La fréquence des trous de mémoire augmente avec l’âge, en période de surcharge, de stress ou d’émotion forte : c’est un fait établi, pas une anomalie à traiter. L’Assurance Maladie le dit sans détour, des oublis espacés dans le temps, sans autre symptôme, ne justifient pas de prendre rendez-vous. Le critère qui tranche n’est pas la fréquence des oublis mais la rupture avec le fonctionnement antérieur de la personne, et son retentissement sur la vie quotidienne.
La plainte mnésique, cette gêne de mémoire rapportée par la personne ou par son entourage, est le motif qui déclenche une évaluation médicale.

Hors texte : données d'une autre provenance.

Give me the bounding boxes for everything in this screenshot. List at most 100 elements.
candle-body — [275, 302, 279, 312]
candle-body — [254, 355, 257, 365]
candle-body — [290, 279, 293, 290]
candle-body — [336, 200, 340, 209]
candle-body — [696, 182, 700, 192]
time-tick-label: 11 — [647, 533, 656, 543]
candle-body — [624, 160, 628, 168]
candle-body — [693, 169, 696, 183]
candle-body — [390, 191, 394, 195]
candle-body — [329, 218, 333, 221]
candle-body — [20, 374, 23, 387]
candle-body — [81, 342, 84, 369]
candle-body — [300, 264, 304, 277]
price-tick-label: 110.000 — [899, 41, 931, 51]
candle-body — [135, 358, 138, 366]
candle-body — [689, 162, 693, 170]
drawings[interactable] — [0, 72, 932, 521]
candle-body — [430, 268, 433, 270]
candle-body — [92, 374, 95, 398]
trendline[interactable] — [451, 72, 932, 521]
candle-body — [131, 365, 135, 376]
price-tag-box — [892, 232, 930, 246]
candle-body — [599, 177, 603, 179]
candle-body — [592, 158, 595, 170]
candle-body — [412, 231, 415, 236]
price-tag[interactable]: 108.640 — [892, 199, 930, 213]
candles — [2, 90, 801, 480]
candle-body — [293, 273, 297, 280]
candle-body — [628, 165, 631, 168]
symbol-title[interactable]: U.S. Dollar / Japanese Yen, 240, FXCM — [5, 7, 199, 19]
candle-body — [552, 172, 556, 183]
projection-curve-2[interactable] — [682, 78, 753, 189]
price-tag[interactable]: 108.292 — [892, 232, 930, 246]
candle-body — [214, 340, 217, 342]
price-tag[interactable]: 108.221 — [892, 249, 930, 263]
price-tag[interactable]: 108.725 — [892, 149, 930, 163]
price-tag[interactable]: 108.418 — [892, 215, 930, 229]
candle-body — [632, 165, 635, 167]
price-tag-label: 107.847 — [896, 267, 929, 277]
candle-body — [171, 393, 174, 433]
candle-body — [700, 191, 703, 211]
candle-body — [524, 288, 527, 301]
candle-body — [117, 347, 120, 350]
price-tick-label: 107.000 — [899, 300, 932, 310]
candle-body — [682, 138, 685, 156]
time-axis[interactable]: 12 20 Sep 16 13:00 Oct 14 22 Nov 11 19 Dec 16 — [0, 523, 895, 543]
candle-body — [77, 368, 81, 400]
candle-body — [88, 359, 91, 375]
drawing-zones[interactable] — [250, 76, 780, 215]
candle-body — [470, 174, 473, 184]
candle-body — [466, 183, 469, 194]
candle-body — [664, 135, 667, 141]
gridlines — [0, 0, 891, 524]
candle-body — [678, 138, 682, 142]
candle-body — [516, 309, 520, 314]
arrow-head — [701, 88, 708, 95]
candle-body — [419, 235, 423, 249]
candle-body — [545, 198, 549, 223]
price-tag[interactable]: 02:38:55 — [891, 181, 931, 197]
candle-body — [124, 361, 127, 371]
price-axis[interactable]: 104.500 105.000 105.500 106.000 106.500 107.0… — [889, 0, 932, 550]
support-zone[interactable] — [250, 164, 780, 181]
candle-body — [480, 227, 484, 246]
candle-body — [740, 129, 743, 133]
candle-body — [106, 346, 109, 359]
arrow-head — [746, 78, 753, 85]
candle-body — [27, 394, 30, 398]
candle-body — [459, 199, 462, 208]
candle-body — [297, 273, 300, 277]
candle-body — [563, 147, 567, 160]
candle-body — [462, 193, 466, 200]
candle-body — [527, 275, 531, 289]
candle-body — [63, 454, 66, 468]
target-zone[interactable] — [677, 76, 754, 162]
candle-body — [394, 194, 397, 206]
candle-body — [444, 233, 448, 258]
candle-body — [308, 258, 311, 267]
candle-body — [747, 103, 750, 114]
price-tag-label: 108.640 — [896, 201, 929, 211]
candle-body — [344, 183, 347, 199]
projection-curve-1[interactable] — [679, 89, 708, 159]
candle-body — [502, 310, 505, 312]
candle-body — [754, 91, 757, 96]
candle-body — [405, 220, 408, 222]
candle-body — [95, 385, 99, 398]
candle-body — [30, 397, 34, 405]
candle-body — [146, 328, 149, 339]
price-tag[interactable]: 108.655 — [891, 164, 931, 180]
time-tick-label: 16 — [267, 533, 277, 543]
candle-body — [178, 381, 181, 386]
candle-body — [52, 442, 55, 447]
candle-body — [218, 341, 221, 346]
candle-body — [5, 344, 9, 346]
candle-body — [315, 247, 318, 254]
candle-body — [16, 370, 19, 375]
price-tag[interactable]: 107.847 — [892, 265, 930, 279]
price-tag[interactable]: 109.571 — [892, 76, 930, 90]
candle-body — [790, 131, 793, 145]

La Haute Autorité de santé la considère comme inquiétante lorsqu’elle est isolée mais persistante, ou associée à des oublis complets d’événements marquants qu’aucun indice ne permet de retrouver, à une désorientation dans l’espace, à une difficulté à dater les événements, à un manque du mot répété, à une difficulté à utiliser des objets du quotidien, à un changement de caractère (irritabilité, perte d’initiative) ou à des conduites à risque comme une erreur de dosage sur les médicaments.
| Situation | Oubli bénin lié à l’âge | Signe qui doit alerter |
|---|---|---|
| Trouver ses mots | Le mot revient plus tard, la phrase se termine | Manque du mot fréquent, phrase abandonnée, discours moins fluide |
| Objet égaré | Retrouvé en retournant sur ses pas | Rangé dans un endroit incongru, introuvable même en refaisant le trajet |
| Usage d’un objet familier | Aucune hésitation sur son usage | Ne sait plus à quoi sert l’objet ou comment s’en servir |
| Repères dans le temps | On oublie la date et on la retrouve peu après | Perte durable de la notion du jour, du mois ou de la saison |
| Rendez-vous | Un oubli isolé, rattrapé par un agenda | Oublis répétés d’événements récents, mêmes questions posées en boucle |
| Gestion courante | Un paiement raté une fois | Difficulté durable à gérer ses factures, erreurs sur ses médicaments |
| Autonomie | Intacte | Aide nécessaire pour s’habiller, cuisiner, faire ses courses |
Entre l’oubli d’inattention et la maladie installée, il existe un stade intermédiaire : le déclin cognitif léger, un trouble objectivé aux tests alors que l’autonomie reste préservée dans les activités essentielles. Il reste distinct d’une démence et peut se stabiliser pendant des années. Certaines causes réversibles suffisent à le mimer, comme le rappelle la Fondation Alzheimer.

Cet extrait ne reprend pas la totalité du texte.